Их никто не помнил. Виктор зашел в таверну «Росинант», оставшуюся на том же углу и с тем же названием, и выпил пива в честь отца и его товарищей по домино, стариков, которые пели на его похоронах. Таверну модернизировали, окорока с потолка не свисали, и кислым вином не пахло, стояли акриловые столики и жужжали вентиляторы. Бармен поведал ему, что после Франко Испания катится ко всем чертям, повсюду беспорядок и грубость, забастовки, протесты, манифестации, шлюхи, педики, коммунисты, никто не уважает такие ценности, как семья и родина, креста на них нет, король и вовсе придурок, зря Каудильо назначил его своим преемником.
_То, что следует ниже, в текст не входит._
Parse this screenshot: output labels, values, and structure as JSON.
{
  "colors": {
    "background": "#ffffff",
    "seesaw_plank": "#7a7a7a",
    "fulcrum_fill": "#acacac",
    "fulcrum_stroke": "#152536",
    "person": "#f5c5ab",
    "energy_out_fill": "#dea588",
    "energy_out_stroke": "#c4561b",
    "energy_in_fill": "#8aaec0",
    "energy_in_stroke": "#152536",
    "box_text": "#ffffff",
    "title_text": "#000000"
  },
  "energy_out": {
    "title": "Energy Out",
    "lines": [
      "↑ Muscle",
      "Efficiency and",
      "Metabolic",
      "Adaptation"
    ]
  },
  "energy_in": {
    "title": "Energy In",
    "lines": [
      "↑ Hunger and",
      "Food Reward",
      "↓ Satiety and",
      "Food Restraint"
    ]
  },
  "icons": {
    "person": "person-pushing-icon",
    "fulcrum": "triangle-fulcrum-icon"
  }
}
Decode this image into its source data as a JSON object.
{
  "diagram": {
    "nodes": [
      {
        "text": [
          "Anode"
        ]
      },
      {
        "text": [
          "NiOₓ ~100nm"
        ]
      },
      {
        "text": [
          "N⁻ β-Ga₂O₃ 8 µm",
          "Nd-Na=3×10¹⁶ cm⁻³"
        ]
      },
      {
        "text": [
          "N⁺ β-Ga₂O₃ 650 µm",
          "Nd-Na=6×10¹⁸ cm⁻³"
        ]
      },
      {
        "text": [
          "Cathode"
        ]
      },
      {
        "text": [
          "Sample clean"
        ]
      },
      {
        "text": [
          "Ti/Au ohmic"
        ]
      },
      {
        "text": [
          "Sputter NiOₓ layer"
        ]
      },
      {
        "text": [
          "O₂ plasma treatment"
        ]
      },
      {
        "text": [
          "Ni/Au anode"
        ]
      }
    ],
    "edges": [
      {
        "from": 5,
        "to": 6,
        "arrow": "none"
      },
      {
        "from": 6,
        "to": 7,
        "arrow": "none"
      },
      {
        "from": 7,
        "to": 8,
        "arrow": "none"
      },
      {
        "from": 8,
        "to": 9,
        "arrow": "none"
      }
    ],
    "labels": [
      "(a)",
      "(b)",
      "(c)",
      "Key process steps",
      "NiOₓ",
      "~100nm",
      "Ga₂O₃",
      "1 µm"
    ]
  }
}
Они сняли квартиру на проспекте Пасео-де-Грасиа и прожили там целых полгода. Обратная ссылка, как они называли возвращение на родину после стольких лет, далась им так же тяжело, как изгнание в 1939 году, когда они пересекли границу с Францией, однако за эти шесть месяцев они научились не чувствовать себя здесь чужими, он — из гордости, она — из стойкости. Оба так и не смогли найти работу, отчасти потому, что их не брали из-за возраста, отчасти потому, что у них не было связей. Они никого здесь не знали. Любовь спасала их от депрессии, поскольку они чувствовали себя молодоженами во время медового месяца, а не той зрелой супружеской парой, живущей в праздном уединении, которая по утрам гуляет по городу, а по вечерам ходит в кино смотреть старые фильмы. Они жили, сохраняя иллюзии, сколько могли, пока однажды в тоскливое воскресенье, ничем не отличавшееся от других таких же тоскливых дней, они не выдержали. После яиц вкрутую и чашки густого шоколада с марципановым кренделем в комнате на улице Петрисоль Росер в порыве высказала то, что определило их жизнь в последующие годы:
— Хватит с меня, я чувствую себя здесь чужой. Давай вернемся в Чили. Там мы дома.
Виктор тяжело вздохнул и наклонился, чтобы поцеловать ее.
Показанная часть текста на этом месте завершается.